In der letzten Woche übergab eine palästinensische Delegation dem israelischen Premierminister ein Schreiben des Präsidenten der palästinensischen Autonomiebehörde Mahmoud Abbas. Es lohnt sich, diesen Brief ein wenig genauer anzusehen, da er Einblicke in das Denken und Handeln der palästinensischen Führung erlaubt.

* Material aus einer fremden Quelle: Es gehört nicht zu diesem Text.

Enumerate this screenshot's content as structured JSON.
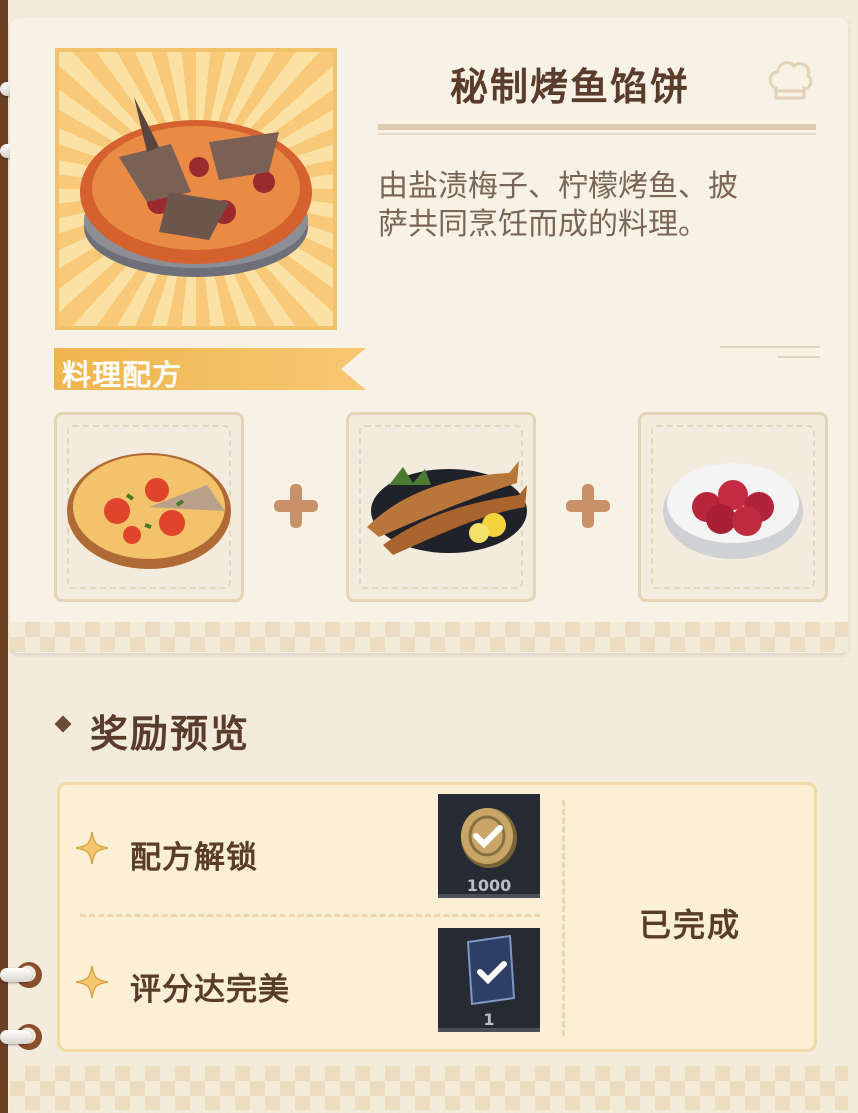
{
  "recipe": {
    "title": "秘制烤鱼馅饼",
    "description_line1": "由盐渍梅子、柠檬烤鱼、披",
    "description_line2": "萨共同烹饪而成的料理。",
    "section_label": "料理配方",
    "dish_icon": "fish-pie-icon",
    "ingredients": [
      {
        "icon": "pizza-icon"
      },
      {
        "icon": "grilled-fish-icon"
      },
      {
        "icon": "salted-plum-icon"
      }
    ]
  },
  "rewards": {
    "heading": "奖励预览",
    "items": [
      {
        "label": "配方解锁",
        "item_icon": "coin-icon",
        "quantity": "1000"
      },
      {
        "label": "评分达完美",
        "item_icon": "card-icon",
        "quantity": "1"
      }
    ],
    "status": "已完成"
  },
  "colors": {
    "accent": "#f0b54f",
    "title_text": "#5a3c2c",
    "binder": "#6b3f22"
  }
}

Bevor wir uns dem Inhalt des Schreibens widmen, sollten noch kurz die Umstände, unter denen der Brief übergeben wurde, skizziert werden. Hierdurch kann man nämlich ebenfalls einiges über den Zustand der palästinensischen Seite erfahren. Vorgesehen war zunächst ein Treffen des israelischen Premierministers mit dem palästinensischen Premierminister Salam Fayyad. Obwohl bereits diese Konstellation ungleich gewesen wäre (Netanyahu ist Regierungschef, Fayyad Beamter von Abbas‘ Gnaden), willigte die israelische Seite ein. Hinter den palästinensischen Kulissen muss es aber zu erheblichen Verwerfungen gekommen sein, die schließlich dazu führten, dass Fayyad dem Treffen fern blieb und stattdessen Abbas‘ Parteisoldat und ewiger Chefunterhändler Saeb Erekat entsendet wurde. Über die Gründe für Fayyads Fernbleiben schrieb die israelische Zeitung Haaretz, dass Fayyad erhebliche Bedenken hinsichtlich des Briefes hatte und aus Unmut darüber nicht an dem Treffen teilnehmen wollte. Dies kann man als Affront gegen Abbas werten und als deutliches Zeichen des Missmuts von Fayyad über Abbas‘ Versuche zunehmend mit Israel auf Konfrontationskurs zu gehen. Somit waren die Umstände des Gesprächs einmal mehr ein Hinweis darauf, dass sich innerhalb der palästinensischen Autonomiebehörde (PA) ein Machtkampf abspielt, dessen Ende noch ungewiss ist. Mahmoud Abbas spielt schon seit geraumer Zeit mit dem Gedanken Fayyad abzusägen, um endlich mit der Hamas ein Bündnis eingehen zu können. Wie Josef Joffe erst kürzlich beschrieben hat, wäre Fayyad das Opfer für eine solche nationale Allianz. Fayyad ist der einzige, der sich der Korruptionskultur innerhalb der PA entgegenstemmt, weshalb er vielen alten Kämpfern in der Fatah ein Dorn im Auge ist.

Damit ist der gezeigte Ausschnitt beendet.